Soon immersed in the Bedford Park Festival, Torin saw The Chiswick Book Festival as a natural development, as there had always been a book element to the festival. The first Book Festival was hugely helped by having industry insiders Jacks Thomas – then at Midas PR, now Director of the London Book Fair – and Malcolm Edwards, then deputy chief executive and publisher of Orion on board. (He was the editor of George R R Martin’s A Game of Thrones, amongst other things.) The first year’s line-up included Lady Antonia Fraser, Anthony Horowitz, Jacqueline Wilson and Michael Frayn and the rest, as they say is history.
The roll call of famous authors who’ve appeared at the Book Festival is pretty impressive: novelists such as Maggie O’Farrell, historians Max Hastings and Hugh Sebag-Montefiore, children’s writers Jacqueline Wilson and Cressida Cowell, comedy writers David Baddiel, Shappi Khorsandi and Andy Hamilton, adventurers, food and wine writers, people who’ve written their autobiography, such as Jo Malone and Mary Portas, and a fair smattering of journalists and politicians like Hunter Davies, Jeremy Vine and Vince Cable, reflecting Torin’s own contacts book.

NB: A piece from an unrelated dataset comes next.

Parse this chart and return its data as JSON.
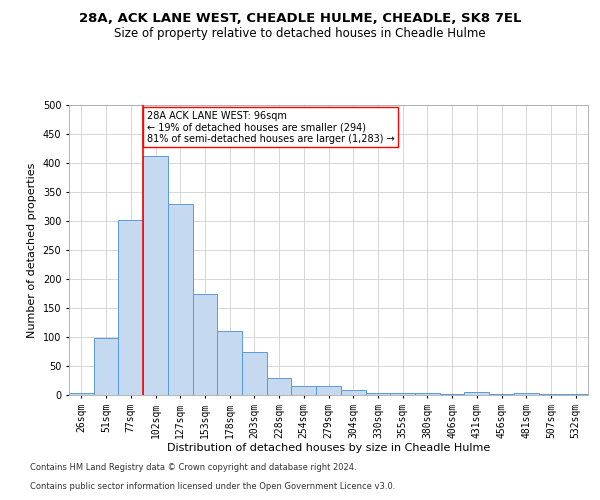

I asked him which were the moments that stood out for him from ten years of directing the Book Festival. “The very first event” he said. “When Antonia Fraser filled the church for that very first event, I was so pleased – but what was even better was that she said to everyone at the end ‘What a wonderful church and what wonderful questions from the audience.’” Michael Morpurgo, who three years in got the biggest audience ever – more than 400 people. Torin remembers a little girl standing up and asking him “Why do so many people die in your books?” and the audience laughing when Michael Morpurgo asked her name. “Joy” she told him.
And the Bedford Park Festival? “I got to know Richard Briers quite well” Torin told me. “He was a lovely man. He could be quite grumpy. He didn’t like crowds”. Fr Kevin Morris presided over his funeral at St Michael & All Angels. He recalled how Richard Briers always said “I’m not religious”. Fr Kevin got the last laugh. “You are now” he told a packed church.
The line-up of celebrities for the opening of the 50th Green Days weekend also illustrates the pulling power of Torin’s influence. Downton Abbey actors Elizabeth McGovern and Phyllis Logan, singer Sophie Ellix Bextor and journalists Fergal Keane, Rageh Omar and Jeremy Vine were all there to celebrate the big anniversary.
Not averse to a little gossip, if there is one person with their finger on the pulse of the social and cultural life of Chiswick, it’s Torin. Being a big fish in a small pond can go to your head. Life and literature are full of people who wield a little influence and swan about, using it to triumph in petty rivalries. Torin doesn’t swan, he bustles. He bustles about in a cheerful and entirely productive way for the common good. The opposite of the caricature, he doesn’t seem to bear grudges or make enemies and if there’s a way of working cooperatively, he’ll find it.
He set up an annual networking event a few years ago with Jane Harrison, former Principal of the Arts Ed, because he realised that although he knew lots of people organising cultural events in Chiswick, they didn’t know each other. Providing a forum for the various organisations to meet each other has led to the blossoming of all sorts of productive relationships. The Dog Show talks to the Artists at Home, who chat to the Chiswick Playhouse theatre, who make plans with local writers and so on.
Fat chance of ‘stepping back’. I hate to tell you this Torin, but you are indispensable to the social life of Chiswick!